Returning to the U.S. from Japan, he finished his MFA at the Iowa Writers' Workshop, where he studied with James Alan McPherson, Frank Conroy, Deborah Eisenberg and Thom Jones.
His first published work was the novella “Before Hiroshima,” which Saul Bellow published in his literary magazine News from the Republic of Letters. The novella, along with five other short stories, formed his first collection, published by Toby Press and republished in 2011. The National Endowment for the Arts awarded him a literature fellowship for the book, and it was selected as an Amazon Top 100 Kindle Pick three times in 2012 and 2013.
His next book, the novel Blind Speed, was published by Northwestern University Press/TriQuarterly books and was named a finalist for the 2009 Paterson Fiction Prize. The novel came out of his experience living in Boston, where he taught writing at Harvard and Boston University.

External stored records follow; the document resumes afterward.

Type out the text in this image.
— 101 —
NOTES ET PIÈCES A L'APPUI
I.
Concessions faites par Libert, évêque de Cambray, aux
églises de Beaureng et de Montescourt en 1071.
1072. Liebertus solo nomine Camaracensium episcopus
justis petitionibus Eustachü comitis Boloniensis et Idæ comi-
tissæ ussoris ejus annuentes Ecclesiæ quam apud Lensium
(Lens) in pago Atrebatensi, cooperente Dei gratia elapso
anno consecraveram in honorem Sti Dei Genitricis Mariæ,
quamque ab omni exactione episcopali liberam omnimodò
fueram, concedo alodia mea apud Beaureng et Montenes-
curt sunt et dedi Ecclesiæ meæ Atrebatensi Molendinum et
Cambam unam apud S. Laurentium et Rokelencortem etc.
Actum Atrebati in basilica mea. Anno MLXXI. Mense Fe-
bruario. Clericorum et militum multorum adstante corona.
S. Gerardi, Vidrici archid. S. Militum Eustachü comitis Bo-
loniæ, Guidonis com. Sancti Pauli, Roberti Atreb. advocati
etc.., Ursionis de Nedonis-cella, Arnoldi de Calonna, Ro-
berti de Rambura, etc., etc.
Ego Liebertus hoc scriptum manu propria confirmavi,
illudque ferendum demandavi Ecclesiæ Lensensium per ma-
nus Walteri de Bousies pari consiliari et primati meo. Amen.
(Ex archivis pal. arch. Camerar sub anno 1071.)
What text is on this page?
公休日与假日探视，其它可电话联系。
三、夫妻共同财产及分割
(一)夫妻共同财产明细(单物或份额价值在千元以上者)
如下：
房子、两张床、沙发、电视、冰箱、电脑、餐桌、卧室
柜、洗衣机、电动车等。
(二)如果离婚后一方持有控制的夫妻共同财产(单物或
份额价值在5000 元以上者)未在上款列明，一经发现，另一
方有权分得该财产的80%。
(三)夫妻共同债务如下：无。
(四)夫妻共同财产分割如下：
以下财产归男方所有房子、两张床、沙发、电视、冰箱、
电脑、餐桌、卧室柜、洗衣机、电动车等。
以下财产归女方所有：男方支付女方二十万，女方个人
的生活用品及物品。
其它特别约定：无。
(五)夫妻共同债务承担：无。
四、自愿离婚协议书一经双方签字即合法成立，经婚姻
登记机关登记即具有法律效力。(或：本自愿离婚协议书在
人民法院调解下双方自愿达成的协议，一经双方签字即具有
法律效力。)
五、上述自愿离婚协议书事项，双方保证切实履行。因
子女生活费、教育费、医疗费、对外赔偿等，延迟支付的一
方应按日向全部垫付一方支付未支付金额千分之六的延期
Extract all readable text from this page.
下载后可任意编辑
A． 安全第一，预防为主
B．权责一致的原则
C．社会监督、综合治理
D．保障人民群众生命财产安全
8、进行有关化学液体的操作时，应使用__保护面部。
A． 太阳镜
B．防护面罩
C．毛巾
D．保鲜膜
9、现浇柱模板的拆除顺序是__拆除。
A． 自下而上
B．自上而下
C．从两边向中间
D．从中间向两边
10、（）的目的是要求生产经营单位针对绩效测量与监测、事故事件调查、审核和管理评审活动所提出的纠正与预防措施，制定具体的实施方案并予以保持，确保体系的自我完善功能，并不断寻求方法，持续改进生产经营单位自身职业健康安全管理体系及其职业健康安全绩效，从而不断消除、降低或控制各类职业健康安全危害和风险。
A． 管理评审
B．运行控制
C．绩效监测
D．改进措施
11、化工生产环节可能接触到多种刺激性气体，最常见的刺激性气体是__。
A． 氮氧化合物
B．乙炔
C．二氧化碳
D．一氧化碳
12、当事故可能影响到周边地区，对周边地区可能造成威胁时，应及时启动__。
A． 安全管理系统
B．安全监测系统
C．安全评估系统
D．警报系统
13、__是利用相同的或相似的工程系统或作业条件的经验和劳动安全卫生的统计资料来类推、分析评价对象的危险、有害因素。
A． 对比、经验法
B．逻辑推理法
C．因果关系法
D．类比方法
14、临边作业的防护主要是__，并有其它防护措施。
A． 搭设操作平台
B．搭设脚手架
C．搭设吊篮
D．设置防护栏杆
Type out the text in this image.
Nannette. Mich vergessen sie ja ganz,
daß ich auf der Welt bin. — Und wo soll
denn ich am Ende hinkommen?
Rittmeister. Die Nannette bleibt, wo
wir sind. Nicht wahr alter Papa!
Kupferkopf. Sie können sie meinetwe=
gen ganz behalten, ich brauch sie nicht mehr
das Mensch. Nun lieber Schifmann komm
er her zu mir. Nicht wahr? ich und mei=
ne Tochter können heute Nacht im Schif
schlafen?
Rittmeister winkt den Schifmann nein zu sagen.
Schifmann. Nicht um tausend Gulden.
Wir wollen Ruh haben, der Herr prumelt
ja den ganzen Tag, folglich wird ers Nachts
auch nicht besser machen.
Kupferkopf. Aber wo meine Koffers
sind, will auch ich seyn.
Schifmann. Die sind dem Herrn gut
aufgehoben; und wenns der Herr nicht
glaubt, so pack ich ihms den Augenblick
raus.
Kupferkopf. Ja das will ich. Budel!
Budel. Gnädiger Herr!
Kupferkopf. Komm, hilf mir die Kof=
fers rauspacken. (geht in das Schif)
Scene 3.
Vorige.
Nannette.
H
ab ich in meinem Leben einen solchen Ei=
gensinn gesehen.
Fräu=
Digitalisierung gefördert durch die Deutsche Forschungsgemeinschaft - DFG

More recently, he has taught creative writing at NYU, Hollins University, the University of Iowa (International Writing Program), and MIT.
His writing has appeared in Esquire and as a contributor to The Boston Book Review. Glimmer Train magazine awarded three of his stories in their Fiction Opens. The story "The Kidnapping" was named winner of the Lightship International Short Story Prize, judged by Tessa Hadley. These stories form part of the collection, Mexico, awarded runner up for the Juniper Prize for Fiction, 2014, by the University of Massachusetts Press/Amherst and runner up for the Grace Paley Prize for Short Fiction, 2014. Hogarth (Penguin Random House) published the collection in 2017, and after wide praise from the New York Times Book Review, etc. it was named one of the five best short story collections of 2017 by Library Journal and it was a best seller in Mexico. His latest book, Wonder Travels: a memoir has been praised by Andre Dubus III, along with many other writers. It was published in the fall of 2023, and was a winner as "1st Runner-Up" for the Eric Hoffer Award, 2024, in the category of memoir.
Barkan has repeatedly had residencies at The Hermitage Artist Retreat in Englewood, Florida, and for nine months as writer-in-residence at Into the Furnace/Chatham University in Braddock, Pennsylvania. In 2023 he was a writer-in-residence at the Ernest Hemingway House in Ketchum, Idaho.
Since 2009 he’s lived and travelled extensively in Mexico, where he has experienced crime-syndicate violence in the country, firsthand. He currently lives in Boston.